Berau, Busam.ID – Tiga cabang olahraga (Cabor) dalam Pekan Olahraga Provinsi (Porprov) VII Kaltim 2022 terancam batal untuk dipertandingkan.
Pasalnya, venue pertandingan yang awalnya telah diputuskan dilaksanakan di Kecamatan Biduk-biduk Kabupaten Berau, mendadak dipindahkan ke Tanjung Redeb secara sepihak.
Ketiga Cabor tersebut adalah Bola Tangan, Kabbadi dan Korfball.
Ketua II PB Porprov VII Kaltim, La Ode Ilyas mengatakan, awalnya PB Porprov bersama Dinas Pemuda dan Olahraga (Dispora) Berau melakukan peninjauan ke venue pertandingan yang berada di Biduk-biduk. Pada saat itu disepakati akan menunggu konfirmasi pihak Dinas Perhubungan (Dishub) Berau.
“Saat meninjau ke lokasi, semua pihak terkait termasuk Dispora ikut dalam kegiatan itu. Diputuskan juga pada saat itu kita menunjuk salah satu tempat di Kampung Teluk Sulaiman. Cuman saat itu lebih dulu memang harus berkoordinasi dengan Dishub,” kata La Ode saat ditemui awak media di Kantor KONI Kaltim, GOR Graha Pemuda, Selasa (31/5/2022) lalu.
Namun seiring berjalan waktu, PB Porprov tak juga mendapatkan kabar terkait hal tersebut. Justru pihaknya menerima kabar anggaran pembangunan venue sebesar Rp 240 Juta sudah turun, namun penunjukan lokasi tanding bukan di Biduk-biduk, melainkan di Tanjung Redeb.
“Yang jelas kami sangat kecewa atas keputusan sepihak Dispora Berau ini. Kami tidak pernah dilibatkan dalam rencana pemindahan venue tersebut. Dan yang paling kecewa lagi dalam hal ini adalah Camat hingga warga setempat,” ujarnya.
Lebih lanjut, jika venue tersebut dipindah ke Tanjung Redeb, tiga Cabor hampir dipastikan terancam batal dipertandingkan.
“Tidak mungkin juga hanya dayung dan ski air yang dimainkan di sana (Biduk-biduk, Red). Sudah akses jalannya jauh, dua cabor saja lagi. Hal ini tentu menjadi catatan,” tandasnya.
Kendati demikian, baik pihak PB Porprov maupun Cabor terkait berharap tidak ada pemindahan venue. Tetap di Biduk-biduk.
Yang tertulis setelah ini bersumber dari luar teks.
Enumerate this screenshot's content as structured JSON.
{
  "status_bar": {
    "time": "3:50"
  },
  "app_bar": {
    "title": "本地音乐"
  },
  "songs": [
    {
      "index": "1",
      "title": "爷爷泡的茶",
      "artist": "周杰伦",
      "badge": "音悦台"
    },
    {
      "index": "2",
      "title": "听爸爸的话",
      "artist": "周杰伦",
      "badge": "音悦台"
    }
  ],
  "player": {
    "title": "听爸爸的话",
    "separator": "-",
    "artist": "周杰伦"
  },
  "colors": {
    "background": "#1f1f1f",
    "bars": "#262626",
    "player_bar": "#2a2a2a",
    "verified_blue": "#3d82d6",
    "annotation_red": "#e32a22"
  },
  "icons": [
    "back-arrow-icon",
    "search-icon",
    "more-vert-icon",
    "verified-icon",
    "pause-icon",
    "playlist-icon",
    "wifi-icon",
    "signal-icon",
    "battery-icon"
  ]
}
Terlebih pihak kecamatan setempat juga sudah sangat mendukung, termasuk aparat-aparat hingga pihak kampung. (dic)
Dispora Berau: Belum Final
Dispora Berau melalui Kepala Bidang Sarana dan Prasarana, Hasmawi membantah tidak berkoordinasi terlebih dahulu sebelum memutuskan memindah venue ke Tanjung Redeb, karena sebelumnya kordinasi sudah dilakukan.
“Kami tidak bisa menempatkan sarana olahraga jika hanya pinjam pakai. Karena jika suatu saat Dishub ingin melakukan perluasan pelabuhan, lalu aset kita tergusur akan jadi masalah baru,” kata Hasmawi.
Diakuinya, pihaknya sudah mendapat rekomendasi alternatif lainnya dari pihak Kecamatan Biduk-biduk, namun dari rekomendasi itu satu diantaranya dinilai tidak strategis serta yang lainnya mirip dengan yang sebelumnya, hanya kepemilikan lahan milik Dinas Pendidikan Berau.
“Yang pertama (lahan) ada di atas, itu tidak memungkinkan, yang kedua lahan itu milik Disdik, milik orang lain lagi,” ujarnya.
Selain itu, dikatakannya, lokasi yang dicantumkan dalam Dokumen Pelaksanaan Anggaran (DPA) tidak mencantumkan lokasi secara spesifik, hanya Kabupaten Berau saja. Sehingga menurut Hasmawi, jika di Biduk-biduk terdapat alternatif lahan bisa dilaksanakan.
“Dalam mendukung pelaksanaan tersebut agar sukses, kami tidak menuliskan di DPA lokasinya di Tanjung Redeb, disebut di sana Kabupaten Berau. Sehingga kalau nanti dapat solusi di Biduk-biduk bisa dibangun di sana lagi, Jadi belum final dipindah ke Tanjung Redeb,” tutupnya.